実際にヨットには世界一周レースがあります。他のスポーツに世界一周レースなどありません。セーリングは、あらゆるスポーツの中で最も大きいフィールドを持っています。あまりにも大きいので、セーラーは距離や速さを表すのに独特の単位を使います。みなさんもマスターして、一人前のセーラーの仲間入りをしましょう。
みなさんは、自分が広大な海のどこにいるのかを正確に伝えられますか?陸の上なら住所を伝えられますが、海の上には住所がないので難しいですね。でも陸上に地図があるように、海上には海図があります。そして海図にはグラフ用紙のように、縦横にたくさんの線が引かれていて、その線には角度が書いてあります。地球は丸い球の形をしているので、角度でしか位置を正確に表せないのです。南北方向の角度を緯度、東西方向の角度を経度といい、たとえば北緯35度15分20秒、東経138度25分30秒というように、細かい角度で自分のいる場所を表します。(ちなみに緯度ゼロは赤道、経度ゼロはイギリスのグリニッジ天文台が基準になっています)
では、地球の円周は何キロでしょう?もともとメートルという長さの単位は地球の円周を基準に決められました。赤道から極点までの距離の1,000万分の1が1メートルです。そして円周はその4倍なので4万キロになります。覚えやすいですね。でも昔からセーラーは、海上で距離を表すのにメートルではなく、マイル(正確にはノーティカルマイル、日本語では海里)を使います。なぜならマイルは角度を元にした単位だからです。
1マイルは緯度経度の1分にあたる距離です。1分とは1度の60分の1。海図のマス目はそのままマイルに換算できるから便利なのです。そして1時間に1マイル進む速さのことを、1ノットといいます。ヨットのスピードも、風速も、潮の流れも、海上ではすべてノットで表します。たとえば20マイルの距離を走るのに、自艇の速さが5ノットなら4時間で目的地に着くと分かります。じゃあ1ノットの向かい潮があったら?答えは5時間です。このように、海の上で距離と速さを表すにはマイルとノットの方がふさわしいのです。
みなさんも海の上ではマイルとノットを使いこなしましょう。1マイルは1,000万メートルを90度で割り、それをさらに60分で割った1,852メートルです。ちょっと覚えにくいですね。でも魔法の覚え方があります。カレンダーを見てください。1日の下は8日ですね?その下は15日で、その下は22日。1マイルの距離は偶然、このカレンダーの数字の1の位を並べた、1,852メートルなのです。そして1ノットとは時速1,852メートルなので、秒速にすると約0.5メートルになります。たとえば風速20ノットとは、約10メートル/秒ということです。そんなに難しくないでしょう?
この地球全体の7割を占める海を、風という、地球が生み出す力を使って自由に走り回れるのは我々セーラーだけです。頑張って練習すれば、ヨットはどんどん速く走り、どんどん遠くまで行けるようになります。みなさんがいま練習で身につけている技術や知識は、いずれ大海原に出て行くようになっても、ずっと役に立つ大事な基本なんだということを忘れないでください。

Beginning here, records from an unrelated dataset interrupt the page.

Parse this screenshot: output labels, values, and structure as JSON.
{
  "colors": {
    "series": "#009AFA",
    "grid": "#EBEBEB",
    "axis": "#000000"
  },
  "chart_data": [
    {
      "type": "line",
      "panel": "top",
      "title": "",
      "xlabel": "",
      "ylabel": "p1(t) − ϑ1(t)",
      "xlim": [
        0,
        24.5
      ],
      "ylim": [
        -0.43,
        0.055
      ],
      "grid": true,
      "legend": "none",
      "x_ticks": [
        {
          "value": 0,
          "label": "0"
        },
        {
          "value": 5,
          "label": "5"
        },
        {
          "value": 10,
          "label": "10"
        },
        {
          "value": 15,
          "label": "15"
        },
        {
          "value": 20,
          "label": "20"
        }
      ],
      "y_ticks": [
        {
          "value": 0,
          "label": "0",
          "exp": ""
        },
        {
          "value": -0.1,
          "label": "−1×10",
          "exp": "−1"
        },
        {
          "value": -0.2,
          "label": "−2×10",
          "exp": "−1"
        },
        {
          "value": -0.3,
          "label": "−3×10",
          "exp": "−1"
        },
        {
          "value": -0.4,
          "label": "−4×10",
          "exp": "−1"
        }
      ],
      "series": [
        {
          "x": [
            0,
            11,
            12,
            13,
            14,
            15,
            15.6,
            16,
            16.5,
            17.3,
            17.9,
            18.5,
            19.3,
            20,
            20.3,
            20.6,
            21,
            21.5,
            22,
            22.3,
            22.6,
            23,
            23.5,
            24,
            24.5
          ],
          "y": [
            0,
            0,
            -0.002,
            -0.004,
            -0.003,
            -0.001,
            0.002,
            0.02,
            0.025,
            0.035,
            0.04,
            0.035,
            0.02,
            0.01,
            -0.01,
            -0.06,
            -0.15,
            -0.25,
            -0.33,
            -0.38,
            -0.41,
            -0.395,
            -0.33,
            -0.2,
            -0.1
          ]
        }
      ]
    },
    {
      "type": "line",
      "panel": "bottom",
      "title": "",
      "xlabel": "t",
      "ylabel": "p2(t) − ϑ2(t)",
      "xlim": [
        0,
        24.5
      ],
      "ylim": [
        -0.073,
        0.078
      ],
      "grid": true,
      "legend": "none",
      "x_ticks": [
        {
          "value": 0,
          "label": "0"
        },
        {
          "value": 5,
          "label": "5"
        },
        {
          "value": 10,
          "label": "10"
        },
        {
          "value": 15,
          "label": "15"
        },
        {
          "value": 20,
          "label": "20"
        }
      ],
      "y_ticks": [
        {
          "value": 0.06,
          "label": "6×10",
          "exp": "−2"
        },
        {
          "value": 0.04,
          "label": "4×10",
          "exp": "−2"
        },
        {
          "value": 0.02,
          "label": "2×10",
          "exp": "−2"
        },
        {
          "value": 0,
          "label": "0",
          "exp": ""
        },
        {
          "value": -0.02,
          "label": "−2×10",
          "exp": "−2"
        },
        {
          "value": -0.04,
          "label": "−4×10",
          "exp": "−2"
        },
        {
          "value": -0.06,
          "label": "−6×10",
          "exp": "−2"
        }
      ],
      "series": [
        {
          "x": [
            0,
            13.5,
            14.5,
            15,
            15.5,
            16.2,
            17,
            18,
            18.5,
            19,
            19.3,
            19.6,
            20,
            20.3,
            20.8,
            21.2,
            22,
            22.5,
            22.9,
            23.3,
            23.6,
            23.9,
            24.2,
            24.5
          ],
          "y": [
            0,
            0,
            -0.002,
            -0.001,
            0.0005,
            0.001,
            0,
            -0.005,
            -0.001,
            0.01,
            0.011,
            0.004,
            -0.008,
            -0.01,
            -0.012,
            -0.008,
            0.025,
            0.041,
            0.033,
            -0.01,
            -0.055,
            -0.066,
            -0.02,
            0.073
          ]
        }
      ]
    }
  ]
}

ディンギーセーリングの頂点はオリンピックや世界選手権ですが、もっと大きなヨットでは世界一周レースをしている人たちもいます。その人たちにとってセーリングはスポーツというより冒険に近いでしょう。また、夫婦や家族でゆっくり、のんびりと世界一周をしている人たちもたくさんいます。その人たちにとってのセーリングは生活そのもの、人生そのものです。
セーリングの魅力は、セーリングを続ければ続けるほど深く、大きくなっていきます。みなさんは幸運にも、その仲間入りをしました。たとえ辛いことや苦しいことがあったとしても、その先に必ず大きな喜びが待っています。ご両親や指導者の方に感謝の気持を忘れず、長くセーリングを続けて、世界へ羽ばたくスケールの大きなセーラーへ成長してください。ヨットはみなさんの夢の続く限り、何万マイルでも遠くへみなさんを運んでくれるでしょう。